Boşnak Enstitüsü, Osmanlı zamanındandan kalan bir güzel hamam... Binayı o kadar güzel dekore etmişler ki, müze bölümleri, kitaplık, sergi ve toplantı salonları ile çok hoş olmuş. Birkaç dakikalık gecikme ile program başlıyor. Kerima Hanım Türkçe olarak özgeçmişlerimizi okuyor, bizleri tanıtıyor. Çağdaş Türk Şiirinin özelliklerini de anlatıyor. Aida Hanım ve yardımcısı, elçilikten bir görevli, öğrenciler, öğretim görevlileri, halktan konuya ilgi duyanlar... Elbette her zaman yanımızda olan Bosna Yazarlar Birliği Başkanı Amir Brka ve sempatik eşi bizlerle... Salon doluyor. Toplantı sonrası, bizi izleyenlerden övgüler alıyoruz. Gençler bizzat gelerek daha ayrıntılı sorular soruyor. Türkiye’den gelerek burada okuyanlar da var. Özellikle ataları burada yaşamış olanlar tercih etmişler, bu da ilgimi çekiyor.

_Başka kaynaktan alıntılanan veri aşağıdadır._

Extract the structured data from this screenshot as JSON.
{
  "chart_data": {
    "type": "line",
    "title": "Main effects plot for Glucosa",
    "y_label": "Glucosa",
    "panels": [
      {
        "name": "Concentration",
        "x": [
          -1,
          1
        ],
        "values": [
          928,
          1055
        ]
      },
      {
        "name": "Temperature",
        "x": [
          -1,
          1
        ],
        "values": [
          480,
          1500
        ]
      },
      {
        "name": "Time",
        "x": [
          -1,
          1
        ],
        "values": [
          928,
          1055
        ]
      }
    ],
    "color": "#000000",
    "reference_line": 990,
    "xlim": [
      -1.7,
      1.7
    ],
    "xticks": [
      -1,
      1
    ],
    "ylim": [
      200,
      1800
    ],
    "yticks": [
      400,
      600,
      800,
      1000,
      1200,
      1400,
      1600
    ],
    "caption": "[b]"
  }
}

Genellikle sabah kahvaltılarımızı otelimizde, öğle ve akşam yemeklerimizi Bosna Yazarlar Birliğine ait lokantada yiyoruz. Yemekler alıştığımız tarzda hemen hemen. Sadece çok sulu çorbayı sevmiyorum. Bol bol salata var. Meyve veya pasta ile sonlanıyor. Orada farklı yerlerde etkinliklere katılan arkadaşlarımızla da buluşup sohbet etme imkanı buluyoruz. Dikkat ediyorum Amir Brka ve eşi Aida her defasında başka bir masada oluyor. Çok iyi bir ev sahibi kendileri... Yazarlar Birliğinin Organizatörü sevgili Mayda, çok içten, neşeli, cıvıl cıvıl... Rahat etmemiz için çırpınıyor. Aydınlık yüzü hepimizi mutlu ediyor... Onun eşi de çok tanınmış bir yazar ve gazeteci. Bosnalı şairlerle yakın temaslarımız var. Zaten KIBATEK’in kuruluşundan beri her etkinlikte, Bosna var. Anlaşabilmemiz için de çevirmenlerimiz Amra ve Cenani de her an yanımızda...

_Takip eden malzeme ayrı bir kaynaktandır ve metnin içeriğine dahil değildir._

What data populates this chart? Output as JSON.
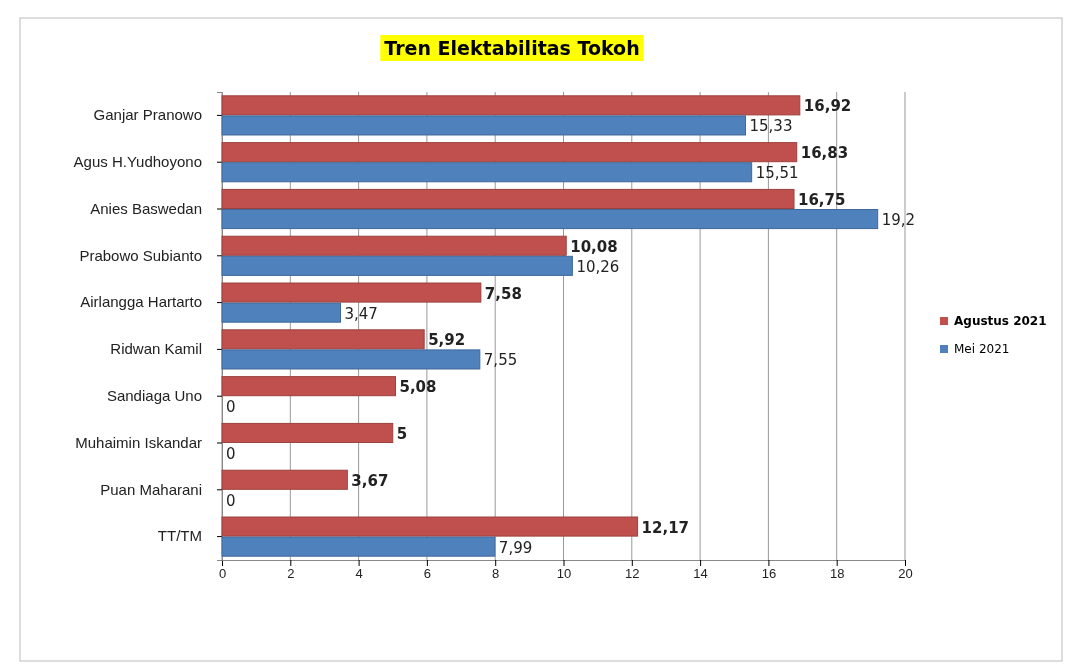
{
  "chart_data": {
    "type": "bar",
    "orientation": "horizontal",
    "title": "Tren Elektabilitas Tokoh",
    "categories": [
      "Ganjar Pranowo",
      "Agus H.Yudhoyono",
      "Anies Baswedan",
      "Prabowo Subianto",
      "Airlangga Hartarto",
      "Ridwan Kamil",
      "Sandiaga Uno",
      "Muhaimin  Iskandar",
      "Puan Maharani",
      "TT/TM"
    ],
    "series": [
      {
        "name": "Agustus 2021",
        "color": "#c0504d",
        "values": [
          16.92,
          16.83,
          16.75,
          10.08,
          7.58,
          5.92,
          5.08,
          5,
          3.67,
          12.17
        ],
        "value_labels": [
          "16,92",
          "16,83",
          "16,75",
          "10,08",
          "7,58",
          "5,92",
          "5,08",
          "5",
          "3,67",
          "12,17"
        ]
      },
      {
        "name": "Mei 2021",
        "color": "#4f81bd",
        "values": [
          15.33,
          15.51,
          19.2,
          10.26,
          3.47,
          7.55,
          0,
          0,
          0,
          7.99
        ],
        "value_labels": [
          "15,33",
          "15,51",
          "19,2",
          "10,26",
          "3,47",
          "7,55",
          "0",
          "0",
          "0",
          "7,99"
        ]
      }
    ],
    "xlim": [
      0,
      20
    ],
    "xticks": [
      0,
      2,
      4,
      6,
      8,
      10,
      12,
      14,
      16,
      18,
      20
    ],
    "grid": "x",
    "legend": "right"
  }
}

Bu gece yemeği şerefimize otelde açık büfe hazırlanıyor. 200 kişilik grup da sanki orada... Amir Brka ile eşine KKTC bayrağını ve KKTC haritası bulunan seramik tabağı sunuyorum. Bir de şiir kitabımı... Onlar Türkçeyi bayağı biliyorlar.
İsimler ilginizi çekti mi? Bosna’da şöyle bir ayrım var. Kadın isimlerinin sonu mutlaka sesli harfla, erkek isimleri de sessiz harfla bitermiş. Bir ismin erkeğe mi, yoksa kadına mı ait olduğu kolayca anlaşılırmış. Çok enteresan değil mi?..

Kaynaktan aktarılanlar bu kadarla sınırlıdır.